Follow up to my original observation 2 -- k final models are different

After the training using LeNet completed, I tested each of the three saved models on the validation data and confirmed that they do produce the exact same output, so the final models are identical. Thus the usage of batch norm is indeed the culprit for my earlier observation, and with no batch norm, all is well.

Follow up to discussion on synchronizing batch norm

When we load the params file, there are "arg params" and "aux params". I believe the batch norm parameters are found in the "aux params", correct? Is it a true statement that any aux_params will NOT be synchronized by the parameter server, and thus will cause differences between the distributed models during the training process?
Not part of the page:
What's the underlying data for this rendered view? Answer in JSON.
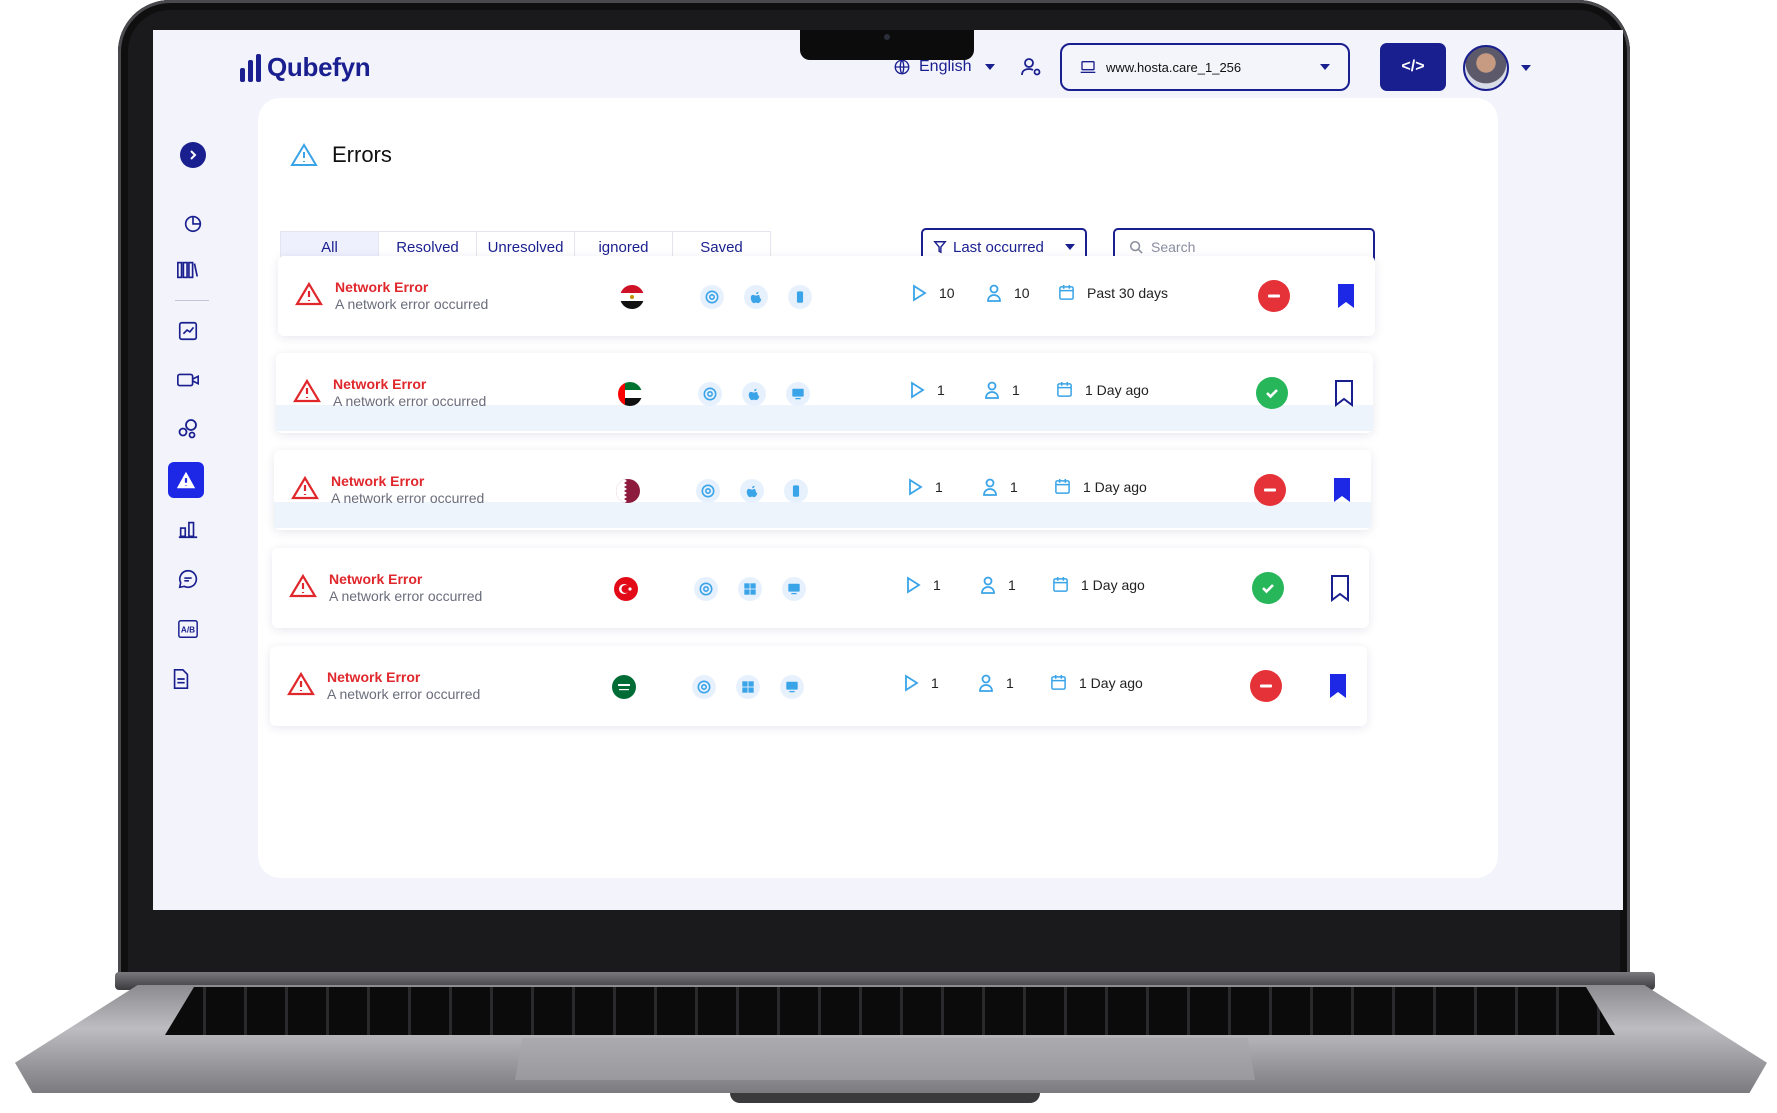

@tqchen, why not synchronize the batch norm variables during training? The paper that introduced the batch norm procedure didn't discuss what to do in the case of distributed training, but it would seem that if we shared the parameters during learning across the nodes that we'd have a better estimate at each learning stage from which to center the data. Since we are using data parallelism, and each of k nodes only sees 1/k of the data, especially when k is large, wouldn't we need to share the data statistics across the nodes in order to not have poorly estimated values at some of the nodes?

[tqchen]

• The shared parameters of batch norm are synchronized during training.
• The moving mean variance statistics are NOT part of batchnorm parameters and will not affect training step, they are only used during test prediction

[mli]

the reason you see different validation acc during training is because each node only runs validation on a part of the validation data. assume there are n nodes, we partition validation data into n parts, node i only report the results on part i.